No le quedaban lágrimas, ni una sola, o eso creía. Tanto tiempo aguantándolas, creando una presa para que no desbordasen sus ojos… Pero nada había funcionado. Reteniendo su tristeza solamente había conseguido retrasar el temido momento en el que explotaría, hipando y sollozando, entre convulsiones y espasmos, un caudaloso río con origen en sus lacrimales deslizándose por sus mejillas.
Se dirigió al baño casi de manera automática porque quería secarse los ojos, sí, con el secador, como una tonta, como hacía cuando era pequeña. Y mientras el aire despejaba su cara y se introducía en sus cavidades, una serie de imágenes y recuerdos le vino a la mente, como cuando su madre la regañaba de niña. Nada había cambiado, al parecer. El cálido aire, que en un principio le había resultado reconfortante, ahora le parecía molesto, incluso doloroso. El secador no hacía su función, no paraba el río que surgía de sus ojos.
Sabía que algo iba mal, ese lloro no era normal en ella. Solo cuando se miró al espejo comprobó la transformación. Nunca había llorado tanto, tantas horas seguidas. Ese cúmulo de desolación, rabia, tristeza e impotencia había aflorado en sus ojos. Unos ojos que ahora estaban inyectados en sangre, o peor aún, eran sangre. No quedaba iris ni pupila en ellos. La rabia la había cegado. Parecían los ojos de un monstruo, en lo que se había convertido. Las lágrimas no habían sido como las de siempre, estas le escocían, la hacían sufrir y llorar todavía más, le quemaban, eran lava surgiendo de un volcán y el aire del secador lo había empeorado. Profundos surcos recorrían su cara y su cuello de cisne, las marcas del odio, que la corroía por fuera y por dentro.

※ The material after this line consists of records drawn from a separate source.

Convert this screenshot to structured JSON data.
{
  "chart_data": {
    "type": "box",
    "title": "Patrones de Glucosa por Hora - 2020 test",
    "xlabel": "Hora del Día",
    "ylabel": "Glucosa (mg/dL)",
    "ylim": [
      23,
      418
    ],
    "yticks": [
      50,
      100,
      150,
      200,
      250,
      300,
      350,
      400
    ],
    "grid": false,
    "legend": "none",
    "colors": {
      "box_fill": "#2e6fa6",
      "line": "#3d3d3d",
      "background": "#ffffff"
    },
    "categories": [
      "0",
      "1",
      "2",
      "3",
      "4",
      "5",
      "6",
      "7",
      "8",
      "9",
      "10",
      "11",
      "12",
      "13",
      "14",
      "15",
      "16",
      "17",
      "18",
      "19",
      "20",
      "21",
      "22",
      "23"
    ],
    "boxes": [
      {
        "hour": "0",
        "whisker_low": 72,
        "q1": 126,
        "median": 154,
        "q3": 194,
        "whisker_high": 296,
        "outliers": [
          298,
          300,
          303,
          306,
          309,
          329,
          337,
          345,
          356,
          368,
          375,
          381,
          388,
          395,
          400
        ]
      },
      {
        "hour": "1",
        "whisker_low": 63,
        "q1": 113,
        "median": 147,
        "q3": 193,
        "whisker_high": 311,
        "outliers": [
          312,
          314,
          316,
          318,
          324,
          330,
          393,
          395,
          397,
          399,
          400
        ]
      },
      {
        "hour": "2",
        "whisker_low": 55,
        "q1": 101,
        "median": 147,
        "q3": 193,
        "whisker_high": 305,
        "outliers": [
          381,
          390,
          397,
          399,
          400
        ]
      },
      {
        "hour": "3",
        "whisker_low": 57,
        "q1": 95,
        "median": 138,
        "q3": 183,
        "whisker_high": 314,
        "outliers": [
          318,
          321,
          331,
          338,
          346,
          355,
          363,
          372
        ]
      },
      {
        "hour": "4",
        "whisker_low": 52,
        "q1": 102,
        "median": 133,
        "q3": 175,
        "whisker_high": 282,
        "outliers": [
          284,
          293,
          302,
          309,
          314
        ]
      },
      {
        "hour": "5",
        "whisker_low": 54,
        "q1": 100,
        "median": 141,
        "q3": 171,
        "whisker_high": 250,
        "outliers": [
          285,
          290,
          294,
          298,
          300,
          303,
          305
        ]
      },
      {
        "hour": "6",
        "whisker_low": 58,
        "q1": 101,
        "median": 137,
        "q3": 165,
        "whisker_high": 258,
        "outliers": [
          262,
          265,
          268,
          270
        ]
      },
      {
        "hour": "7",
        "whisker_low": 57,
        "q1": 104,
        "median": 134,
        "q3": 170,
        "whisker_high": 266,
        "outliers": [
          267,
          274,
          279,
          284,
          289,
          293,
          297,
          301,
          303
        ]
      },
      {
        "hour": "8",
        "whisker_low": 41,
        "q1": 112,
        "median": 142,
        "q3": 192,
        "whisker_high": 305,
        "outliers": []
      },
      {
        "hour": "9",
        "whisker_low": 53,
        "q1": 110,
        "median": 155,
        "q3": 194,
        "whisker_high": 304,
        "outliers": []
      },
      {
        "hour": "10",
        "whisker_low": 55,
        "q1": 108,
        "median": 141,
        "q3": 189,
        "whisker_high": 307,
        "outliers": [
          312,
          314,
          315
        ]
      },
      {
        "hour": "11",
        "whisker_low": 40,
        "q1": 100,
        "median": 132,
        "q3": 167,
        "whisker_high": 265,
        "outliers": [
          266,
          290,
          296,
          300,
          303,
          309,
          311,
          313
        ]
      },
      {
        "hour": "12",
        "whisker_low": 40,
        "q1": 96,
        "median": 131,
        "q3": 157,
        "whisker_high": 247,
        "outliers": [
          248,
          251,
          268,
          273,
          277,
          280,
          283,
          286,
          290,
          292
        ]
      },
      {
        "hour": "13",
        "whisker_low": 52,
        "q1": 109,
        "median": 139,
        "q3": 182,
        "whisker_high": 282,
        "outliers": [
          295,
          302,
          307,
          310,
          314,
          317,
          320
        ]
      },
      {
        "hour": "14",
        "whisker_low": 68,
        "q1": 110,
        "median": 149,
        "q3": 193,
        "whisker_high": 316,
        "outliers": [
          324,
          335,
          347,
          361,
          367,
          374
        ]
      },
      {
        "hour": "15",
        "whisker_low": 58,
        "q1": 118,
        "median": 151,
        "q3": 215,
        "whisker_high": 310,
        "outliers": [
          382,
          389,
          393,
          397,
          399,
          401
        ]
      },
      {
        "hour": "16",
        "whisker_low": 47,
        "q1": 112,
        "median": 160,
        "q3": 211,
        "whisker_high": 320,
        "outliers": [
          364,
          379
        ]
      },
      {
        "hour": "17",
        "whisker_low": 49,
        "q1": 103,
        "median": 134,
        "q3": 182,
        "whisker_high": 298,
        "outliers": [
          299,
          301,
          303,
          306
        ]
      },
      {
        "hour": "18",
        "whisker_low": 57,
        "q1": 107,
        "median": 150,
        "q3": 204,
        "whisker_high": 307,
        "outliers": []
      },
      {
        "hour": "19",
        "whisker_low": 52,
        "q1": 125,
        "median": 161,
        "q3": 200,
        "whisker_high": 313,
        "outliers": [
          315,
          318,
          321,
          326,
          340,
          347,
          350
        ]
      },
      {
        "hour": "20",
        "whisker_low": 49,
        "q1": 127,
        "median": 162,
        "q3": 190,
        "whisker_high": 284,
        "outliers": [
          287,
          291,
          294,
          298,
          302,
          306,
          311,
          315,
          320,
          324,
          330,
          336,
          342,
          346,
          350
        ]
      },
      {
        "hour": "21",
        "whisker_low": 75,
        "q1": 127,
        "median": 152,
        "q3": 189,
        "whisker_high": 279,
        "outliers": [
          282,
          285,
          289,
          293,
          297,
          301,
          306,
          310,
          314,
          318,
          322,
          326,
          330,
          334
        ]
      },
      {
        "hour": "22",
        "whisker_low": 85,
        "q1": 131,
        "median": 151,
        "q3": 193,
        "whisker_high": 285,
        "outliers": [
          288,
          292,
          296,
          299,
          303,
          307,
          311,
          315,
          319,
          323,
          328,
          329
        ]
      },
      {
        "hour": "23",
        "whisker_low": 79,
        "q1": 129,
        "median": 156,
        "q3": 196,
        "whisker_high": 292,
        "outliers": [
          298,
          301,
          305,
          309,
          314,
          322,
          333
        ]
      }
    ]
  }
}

Su historia acabaría mal, como todas las que escribía. Ella no iba a ser menos y tenía imaginación suficiente. ¿Una sobredosis de pastillas? ¿Una cuchilla bien afilada? También podía meterse en el coche, dentro del garaje, con la calefacción puesta, y solamente esperar a que un dulce e inocuo sopor la envolviese… Pero no, ella era una dramática, una histérica, como él solía llamarla tarareando aquella canción de los Chikos del Maíz, aquella canción con la que ella tantas veces se había masturbado, antes de ir a dormir, con los auriculares puestos y la visión borrosa. Sí, definitivamente, a ella le iba el drama y siempre había querido volar, o eso es lo que pedía todos los años en la carta a los Reyes Magos. La azotea al atardecer le pareció un buen lugar desde donde empezar a volar. Y teatralmente gritaría: Adiós mundo cruel. Mientras tanto, el telón se bajaría.